A few years ago, as a third grader, Jessica failed a text-prepared test on complete sentences. The assistant superintendent at the time ran a reading level check on the test, finding that the sentences on this third-grade test were written on the eighth-grade reading level. My daughter had marked as fragments sentences she did not understand in terms of content; to her, these sentences were incomplete thoughts, thus fragments. At home I gave her what I felt was an authentic measure of her understanding of complete sentences. After being asked to write a series of ten sentences from ten separate verbal prompts such as, “Write a sentence about playing soccer,” she wrote ten grammatically complete sentences with standard capitalization and punctuation.
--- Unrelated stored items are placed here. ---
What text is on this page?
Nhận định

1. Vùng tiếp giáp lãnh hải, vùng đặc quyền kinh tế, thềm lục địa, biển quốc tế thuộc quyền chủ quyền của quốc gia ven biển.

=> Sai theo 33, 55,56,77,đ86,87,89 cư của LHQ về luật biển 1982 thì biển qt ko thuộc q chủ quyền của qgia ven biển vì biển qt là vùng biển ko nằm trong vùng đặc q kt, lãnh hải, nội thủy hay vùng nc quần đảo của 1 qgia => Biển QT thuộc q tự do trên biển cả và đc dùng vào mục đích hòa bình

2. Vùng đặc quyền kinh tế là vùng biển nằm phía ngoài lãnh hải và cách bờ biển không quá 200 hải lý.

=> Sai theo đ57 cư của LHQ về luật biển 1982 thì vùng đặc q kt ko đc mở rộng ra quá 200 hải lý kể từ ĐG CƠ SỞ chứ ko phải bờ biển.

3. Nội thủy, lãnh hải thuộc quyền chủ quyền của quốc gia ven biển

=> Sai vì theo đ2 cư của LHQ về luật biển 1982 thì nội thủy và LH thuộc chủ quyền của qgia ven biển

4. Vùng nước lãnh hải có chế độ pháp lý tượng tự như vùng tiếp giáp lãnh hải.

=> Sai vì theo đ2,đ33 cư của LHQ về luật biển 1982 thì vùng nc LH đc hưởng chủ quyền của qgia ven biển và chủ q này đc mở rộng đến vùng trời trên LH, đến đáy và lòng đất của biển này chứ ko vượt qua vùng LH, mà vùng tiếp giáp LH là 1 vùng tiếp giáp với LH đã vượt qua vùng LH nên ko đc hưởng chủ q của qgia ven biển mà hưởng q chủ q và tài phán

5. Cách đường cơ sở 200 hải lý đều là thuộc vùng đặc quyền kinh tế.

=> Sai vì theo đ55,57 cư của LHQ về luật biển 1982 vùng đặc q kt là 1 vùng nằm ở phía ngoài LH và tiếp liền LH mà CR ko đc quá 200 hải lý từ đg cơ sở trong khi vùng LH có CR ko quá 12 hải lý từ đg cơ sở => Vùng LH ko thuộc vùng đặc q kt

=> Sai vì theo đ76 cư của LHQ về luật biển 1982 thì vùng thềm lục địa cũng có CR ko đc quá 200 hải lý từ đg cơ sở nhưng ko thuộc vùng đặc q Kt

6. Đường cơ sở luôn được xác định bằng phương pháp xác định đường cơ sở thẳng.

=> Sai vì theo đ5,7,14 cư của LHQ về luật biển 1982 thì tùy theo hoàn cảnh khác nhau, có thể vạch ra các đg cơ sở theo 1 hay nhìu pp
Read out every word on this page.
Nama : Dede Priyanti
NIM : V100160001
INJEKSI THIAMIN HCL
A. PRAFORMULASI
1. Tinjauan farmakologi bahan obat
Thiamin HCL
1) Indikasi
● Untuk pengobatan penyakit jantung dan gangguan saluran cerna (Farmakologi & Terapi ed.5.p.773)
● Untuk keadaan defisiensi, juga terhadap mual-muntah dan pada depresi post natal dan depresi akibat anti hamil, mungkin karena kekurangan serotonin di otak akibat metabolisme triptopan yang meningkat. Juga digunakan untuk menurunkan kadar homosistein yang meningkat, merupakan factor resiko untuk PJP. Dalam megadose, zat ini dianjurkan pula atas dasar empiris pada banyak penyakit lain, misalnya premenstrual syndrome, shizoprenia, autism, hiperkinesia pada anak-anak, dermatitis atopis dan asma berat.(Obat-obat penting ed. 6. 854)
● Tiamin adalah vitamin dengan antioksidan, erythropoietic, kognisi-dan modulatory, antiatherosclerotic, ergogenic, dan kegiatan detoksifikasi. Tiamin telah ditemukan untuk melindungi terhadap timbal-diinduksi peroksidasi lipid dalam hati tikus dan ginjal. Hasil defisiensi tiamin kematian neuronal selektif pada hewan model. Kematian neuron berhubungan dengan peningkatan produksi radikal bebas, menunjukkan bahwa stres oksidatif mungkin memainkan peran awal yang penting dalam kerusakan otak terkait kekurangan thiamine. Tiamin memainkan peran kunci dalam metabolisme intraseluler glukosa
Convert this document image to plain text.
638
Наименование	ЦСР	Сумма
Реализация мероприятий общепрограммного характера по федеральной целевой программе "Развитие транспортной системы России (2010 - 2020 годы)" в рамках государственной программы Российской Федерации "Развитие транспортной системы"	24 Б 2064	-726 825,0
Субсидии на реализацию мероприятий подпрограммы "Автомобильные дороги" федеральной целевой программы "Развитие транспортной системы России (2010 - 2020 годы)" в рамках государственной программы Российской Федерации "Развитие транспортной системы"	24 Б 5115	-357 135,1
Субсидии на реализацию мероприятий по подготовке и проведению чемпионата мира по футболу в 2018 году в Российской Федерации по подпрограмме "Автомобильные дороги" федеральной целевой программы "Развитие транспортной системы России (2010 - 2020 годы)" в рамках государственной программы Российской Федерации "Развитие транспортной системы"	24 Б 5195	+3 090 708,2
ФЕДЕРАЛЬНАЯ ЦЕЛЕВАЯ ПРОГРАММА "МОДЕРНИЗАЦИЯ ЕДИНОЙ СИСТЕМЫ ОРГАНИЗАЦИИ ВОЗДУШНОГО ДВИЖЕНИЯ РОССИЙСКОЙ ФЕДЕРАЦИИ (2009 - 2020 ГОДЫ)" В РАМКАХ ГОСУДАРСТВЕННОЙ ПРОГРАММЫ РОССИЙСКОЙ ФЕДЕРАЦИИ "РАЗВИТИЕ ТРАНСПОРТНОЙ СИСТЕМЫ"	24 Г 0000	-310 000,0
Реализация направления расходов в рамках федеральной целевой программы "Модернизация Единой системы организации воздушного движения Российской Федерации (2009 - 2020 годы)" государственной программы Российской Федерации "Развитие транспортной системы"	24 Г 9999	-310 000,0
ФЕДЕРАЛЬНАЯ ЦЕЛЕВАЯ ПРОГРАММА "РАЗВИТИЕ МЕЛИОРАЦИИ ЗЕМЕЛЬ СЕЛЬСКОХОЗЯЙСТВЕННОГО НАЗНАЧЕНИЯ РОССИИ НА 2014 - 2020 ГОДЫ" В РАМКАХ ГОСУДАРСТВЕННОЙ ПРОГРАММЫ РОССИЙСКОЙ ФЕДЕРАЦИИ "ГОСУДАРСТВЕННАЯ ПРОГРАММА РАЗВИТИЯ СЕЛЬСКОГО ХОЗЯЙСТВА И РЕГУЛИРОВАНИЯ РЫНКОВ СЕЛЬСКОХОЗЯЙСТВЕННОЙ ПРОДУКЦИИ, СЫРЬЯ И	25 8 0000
The child understood complete sentences, but the text-supplied test had falsely measured her as a failure.
Yet, when I spoke with her teacher about the test, she expressed a perceived obligation to give the test because that was what she felt the administration wanted and that was what students needed for the standardized tests that year. She sincerely believed that the isolated instruction and assessment that she was implementing were required for preparation to take standardized tests—never questioning whether the testing was legitimate or not. As a professional educator, she had never questioned the authenticity of measuring a child’s editing skills as a reflection of a child’s ability to compose complete sentences—and she had never questioned the quality of the text-supplied test. The reductionistic nature of high-stakes testing as the de facto curriculum had distorted both the students’ authentic understanding of language and the teacher’s professional legitimacy.
In the sample above, I opened my scholarly essay with a personal narrative that creates interest in the reader while also focusing the intent of the essay (accomplishing more authentically the traditional call for writers to open with an introduction that includes an overt thesis sentence). Throughout the opening included above, I also chose as many specific details as possible, including diction that is specific and clear. Look carefully at the passage above. What aspects of it give the writing specificity?